Dispatch: IDA Reform Protest
by Geoff Kelly - posted 9:52 am, April 16, 2009
AV’s roving reporter Ellen Przepasniak sent in this dispatch from yesterday afternoon’s IDA reform protest, organized by the Coalition for Economic Justice:
While protestors in period costume held a tea party outside City Hall on Wednesday to protect unfair taxation, the Coalition for Economic Justice held a smaller, calmer rally a few blocks away at the Ellicott Street Post Office to remind taxpayers about IDA reform.
Roughly 30 demonstrators turned out Wednesday afternoon. The idea was to catch people filing their taxes at the last minute because they couldn’t afford to pay their tax bill. Allison Duwe, executive director of the Coalition for Economic Justice, wanted to send the message that industrial development agencies, which give tax breaks to companies for economic development work, are currently operating under an unfair system that continues to reward big corporations.
The way Duwe sees it, the current tax system is fundamentally wrong.
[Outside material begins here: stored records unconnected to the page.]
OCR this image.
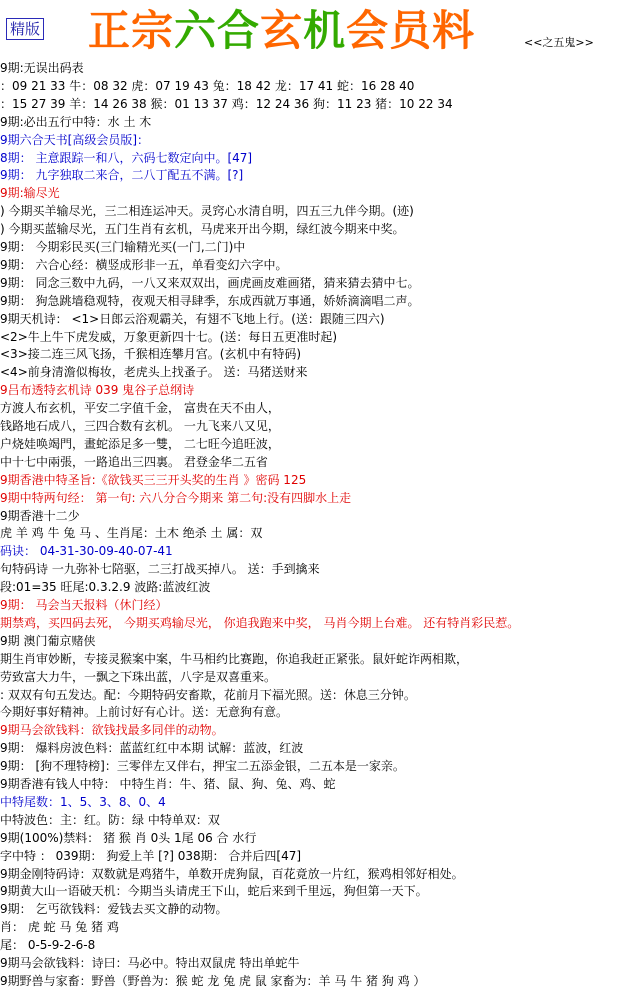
精版 正宗六合玄机会员料	<<之五鬼>>
9期:无误出码表
：09 21 33 牛：08 32 虎：07 19 43 兔：18 42 龙：17 41 蛇：16 28 40
：15 27 39 羊：14 26 38 猴：01 13 37 鸡：12 24 36 狗：11 23 猪：10 22 34
9期:必出五行中特：水 土 木
9期六合天书[高级会员版]：
8期： 主意跟踪一和八，六码七数定向中。[47]
9期： 九字独取二来合，二八丁配五不满。[?]
9期:输尽光
) 今期买羊输尽光，三二相连运冲天。灵窍心水清自明，四五三九伴今期。(迹)
) 今期买蓝输尽光，五门生肖有玄机，马虎来开出今期，绿红波今期来中奖。
9期： 今期彩民买(三门输精光买(一门,二门)中
9期： 六合心经：横竖成形非一五，单看变幻六字中。
9期： 同念三数中九码，一八又来双双出，画虎画皮难画猪，猜来猜去猜中七。
9期： 狗急跳墙稳观特，夜观天相寻肆季，东成西就万事通，娇娇滴滴唱二声。
9期天机诗： <1>日郎云浴观霸关，有翅不飞地上行。(送：跟随三四六)
<2>牛上牛下虎发威，万象更新四十七。(送：每日五更准时起)
<3>接二连三风飞扬，千猴相连攀月宫。(玄机中有特码)
<4>前身清澹似梅妆，老虎头上找蚤子。 送：马猪送财来
9吕布透特玄机诗 039 鬼谷子总纲诗
方渡人布玄机，平安二字值千金， 富贵在天不由人，
钱路地石成八，三四合数有玄机。 一九飞来八又见，
户烧娃唤竭門，畫蛇添足多一雙， 二七旺今追旺波，
中十七中兩張，一路追出三四裏。 君登金华二五省
9期香港中特圣旨:《欲钱买三三开头奖的生肖 》密码 125
9期中特两句经： 第一句: 六八分合今期来 第二句:没有四脚水上走
9期香港十二少
虎 羊 鸡 牛 兔 马 、生肖尾：土木 绝杀 土 属：双
码诀： 04-31-30-09-40-07-41
句特码诗 一九弥补七陪驱，二三打战买掉八。 送：手到擒来
段:01=35 旺尾:0.3.2.9 波路:蓝波红波
9期： 马会当天报料（休门经）
期禁鸡，买四码去死， 今期买鸡输尽光， 你追我跑来中奖， 马肖今期上台难。 还有特肖彩民惹。
9期 澳门葡京赌侠
期生肖审妙断，专接灵猴案中案，牛马相约比赛跑，你追我赶正紧张。鼠奸蛇诈两相欺，
劳致富大力牛，一飘之下珠出蓝，八字是双喜重来。
: 双双有句五发达。配：今期特码安畜欺，花前月下福光照。送：休息三分钟。
今期好事好精神。上前讨好有心计。送：无意狗有意。
9期马会欲钱料：欲钱找最多同伴的动物。
9期： 爆料房波色料：蓝蓝红红中本期 试解：蓝波，红波
9期： [狗不理特榜]：三零伴左又伴右，押宝二五添金银，二五本是一家亲。
9期香港有钱人中特： 中特生肖：牛、猪、鼠、狗、兔、鸡、蛇
中特尾数：1、5、3、8、0、4
中特波色：主：红。防：绿 中特单双：双
9期(100%)禁料： 猪 猴 肖 0头 1尾 06 合 水行
字中特 ： 039期： 狗爱上羊 [?] 038期： 合并后四[47]
9期金刚特码诗：双数就是鸡猪牛，单数开虎狗鼠，百花竟放一片红，猴鸡相邻好相处。
9期黄大山一语破天机：今期当头请虎王下山，蛇后来到千里远，狗但第一天下。
9期： 乞丐欲钱料：爱钱去买文静的动物。
肖： 虎 蛇 马 兔 猪 鸡
尾： 0-5-9-2-6-8
9期马会欲钱料：诗曰：马必中。特出双鼠虎 特出单蛇牛
9期野兽与家畜：野兽（野兽为：猴 蛇 龙 兔 虎 鼠 家畜为：羊 马 牛 猪 狗 鸡 ）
She wants to hold businesses to more accountability of how they spend taxpayer dollars to make sure the rich aren’t getting richer. “Taxes should be levied fairly and spent wisely,” she says. “We really need to change the way we do business.”
The six IDAs in Erie County don’t have a great track record of investing wisely on development and turning a profit on projects. Duwe says too often, money is given to out-of-state contractors that support low-wage workers. She wants reform that creates solid, family-supporting jobs for local workers so that money can stay in our area to stimulate our local economy. “Now more than ever, Western New Yorkers need accountable businesses that are committed to creating quality jobs for local residents,” Duwe says. “We can’t afford to spend tax dollars on empty office parks and low-wage jobs.”
Senator Antoine Thompson and Assembly Member Sam Hoyt have both recently introduced IDA reform legislation. Duwe believes it will help to increase job standards, transparency and accountability so that taxpayers can be sure their money is being spent prudently.
Local developer Carl Paladino recently filmed a “My 3 Minutes” for Artvoice TV decrying Hoyt’s bill, which would mandate prevailing wage requirements on IDA projects. Paladino claims that the bill doesn’t make fiscal sense for Western New York developers.
At the rally, Duwe closed with a limerick she wrote:
There was a big bank looking to expand
So it went to the taxpayer and stuck out its hand
It said, give a big perk
And we’ll create lots of work
A few million in tax breaks is all we demand
Put up your dukes, Carl Paladino! There’s a challenge on the table.